Sept. 9 (Bloomberg) -- Howard Marks, chairman of Oaktree Capital Group LLC, said hedge funds will have to stop charging clients 20 percent of investment profits unless they’re at the top of their peer group.
“For a client to give a manager 20 percent of the profits, the manager should be exceptional,” Marks, 67, said today at Barclays Plc’s financial-services conference in New York. “The exceptional will continue to deserve carry and presumably will get it. The unexceptional will not.”
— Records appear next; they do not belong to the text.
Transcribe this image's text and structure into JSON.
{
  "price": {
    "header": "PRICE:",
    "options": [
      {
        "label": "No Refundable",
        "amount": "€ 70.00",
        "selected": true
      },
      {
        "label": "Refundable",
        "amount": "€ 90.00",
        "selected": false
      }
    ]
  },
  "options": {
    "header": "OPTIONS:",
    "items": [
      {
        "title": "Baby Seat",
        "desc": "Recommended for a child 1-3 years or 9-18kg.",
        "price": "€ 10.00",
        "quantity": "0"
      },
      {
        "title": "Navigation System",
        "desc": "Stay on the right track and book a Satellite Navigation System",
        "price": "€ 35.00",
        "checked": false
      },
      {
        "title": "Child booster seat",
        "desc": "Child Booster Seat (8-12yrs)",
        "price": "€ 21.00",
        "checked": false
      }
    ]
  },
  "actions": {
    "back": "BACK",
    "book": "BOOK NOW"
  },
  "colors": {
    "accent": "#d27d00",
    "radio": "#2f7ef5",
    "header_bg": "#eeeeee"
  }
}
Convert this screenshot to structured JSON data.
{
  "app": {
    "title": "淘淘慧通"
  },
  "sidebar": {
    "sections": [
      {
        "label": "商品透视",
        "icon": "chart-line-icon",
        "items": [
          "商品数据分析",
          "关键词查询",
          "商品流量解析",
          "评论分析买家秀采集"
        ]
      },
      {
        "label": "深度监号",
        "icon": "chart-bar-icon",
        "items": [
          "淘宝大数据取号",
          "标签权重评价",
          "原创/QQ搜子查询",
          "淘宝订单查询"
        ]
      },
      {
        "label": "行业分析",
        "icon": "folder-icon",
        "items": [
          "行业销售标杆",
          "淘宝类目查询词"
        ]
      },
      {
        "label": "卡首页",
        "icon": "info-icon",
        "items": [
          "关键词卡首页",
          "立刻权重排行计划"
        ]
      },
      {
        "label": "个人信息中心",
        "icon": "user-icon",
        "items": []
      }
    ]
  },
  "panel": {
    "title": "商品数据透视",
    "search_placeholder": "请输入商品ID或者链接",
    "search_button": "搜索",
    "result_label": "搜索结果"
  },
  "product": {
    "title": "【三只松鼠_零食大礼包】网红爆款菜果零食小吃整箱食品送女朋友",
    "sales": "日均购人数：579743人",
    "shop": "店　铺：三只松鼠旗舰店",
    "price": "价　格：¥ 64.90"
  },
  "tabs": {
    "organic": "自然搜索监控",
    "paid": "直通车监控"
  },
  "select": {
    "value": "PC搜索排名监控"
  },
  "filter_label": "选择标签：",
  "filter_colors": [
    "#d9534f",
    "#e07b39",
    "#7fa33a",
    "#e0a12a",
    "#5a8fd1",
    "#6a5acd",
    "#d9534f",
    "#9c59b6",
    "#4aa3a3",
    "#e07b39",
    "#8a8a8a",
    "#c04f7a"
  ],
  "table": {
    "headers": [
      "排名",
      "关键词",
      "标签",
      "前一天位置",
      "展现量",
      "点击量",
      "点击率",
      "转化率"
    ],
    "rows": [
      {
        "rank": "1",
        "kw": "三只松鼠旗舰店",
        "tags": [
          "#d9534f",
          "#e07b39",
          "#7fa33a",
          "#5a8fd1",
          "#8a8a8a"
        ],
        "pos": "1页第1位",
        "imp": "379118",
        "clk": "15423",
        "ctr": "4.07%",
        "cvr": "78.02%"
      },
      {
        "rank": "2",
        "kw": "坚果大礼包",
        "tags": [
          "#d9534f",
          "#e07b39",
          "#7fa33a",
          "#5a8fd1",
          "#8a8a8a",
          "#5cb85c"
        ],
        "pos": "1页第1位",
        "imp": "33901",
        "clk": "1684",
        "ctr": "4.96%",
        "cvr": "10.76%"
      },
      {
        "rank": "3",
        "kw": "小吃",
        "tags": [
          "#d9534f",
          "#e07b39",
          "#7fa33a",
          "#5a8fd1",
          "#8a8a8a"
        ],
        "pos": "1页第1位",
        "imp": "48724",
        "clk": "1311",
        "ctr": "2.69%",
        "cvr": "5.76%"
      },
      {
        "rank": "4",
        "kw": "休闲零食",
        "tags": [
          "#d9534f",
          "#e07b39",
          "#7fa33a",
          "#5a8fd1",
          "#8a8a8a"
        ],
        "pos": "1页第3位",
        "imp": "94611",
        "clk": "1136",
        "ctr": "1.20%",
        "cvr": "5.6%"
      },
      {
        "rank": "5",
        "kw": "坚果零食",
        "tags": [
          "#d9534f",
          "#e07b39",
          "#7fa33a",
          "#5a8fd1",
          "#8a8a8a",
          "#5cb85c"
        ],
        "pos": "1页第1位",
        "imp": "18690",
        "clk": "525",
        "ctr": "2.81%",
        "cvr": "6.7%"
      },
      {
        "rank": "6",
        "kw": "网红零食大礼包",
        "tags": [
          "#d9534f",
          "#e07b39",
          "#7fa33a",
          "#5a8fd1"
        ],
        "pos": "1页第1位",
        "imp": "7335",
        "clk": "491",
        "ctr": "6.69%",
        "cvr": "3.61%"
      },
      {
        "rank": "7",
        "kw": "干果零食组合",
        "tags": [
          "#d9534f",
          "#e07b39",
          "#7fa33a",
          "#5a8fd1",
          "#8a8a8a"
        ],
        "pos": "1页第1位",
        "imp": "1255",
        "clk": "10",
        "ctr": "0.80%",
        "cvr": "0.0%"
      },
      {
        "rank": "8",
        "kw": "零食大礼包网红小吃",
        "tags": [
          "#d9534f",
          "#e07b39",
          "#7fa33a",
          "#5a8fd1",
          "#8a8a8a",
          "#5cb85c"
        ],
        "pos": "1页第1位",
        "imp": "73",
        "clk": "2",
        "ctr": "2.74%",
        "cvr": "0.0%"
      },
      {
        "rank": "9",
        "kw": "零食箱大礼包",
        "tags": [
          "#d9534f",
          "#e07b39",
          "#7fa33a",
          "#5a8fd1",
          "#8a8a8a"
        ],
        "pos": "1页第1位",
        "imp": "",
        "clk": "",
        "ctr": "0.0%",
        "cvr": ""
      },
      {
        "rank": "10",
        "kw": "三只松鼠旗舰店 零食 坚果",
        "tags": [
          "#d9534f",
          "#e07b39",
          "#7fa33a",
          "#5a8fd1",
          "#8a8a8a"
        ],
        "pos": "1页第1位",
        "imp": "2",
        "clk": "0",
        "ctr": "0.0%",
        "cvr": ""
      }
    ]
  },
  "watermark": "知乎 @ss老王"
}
Hedge funds, mostly private pools of capital whose managers participate substantially in the profits from their speculation on whether the price of assets will rise or fall, typically charge a 2 percent management fee and 20 percent of profits from investments as a carried interest, or carry. The funds’ average returns, about 6 percent to 7 percent annually over the past decade, don’t justify such fees, said Marks.
“There aren’t 10,000 exceptional people in this industry,” he said.
Oaktree, based in Los Angeles, is the world’s biggest investor in distressed debt, overseeing $76.4 billion in assets. The firm charges a 20 percent performance fee on most of its funds after they exceed an 8 percent net internal rate of return. Oaktree’s flagship debt funds since inception have returned an average 18 percent a year after fees as of June 30.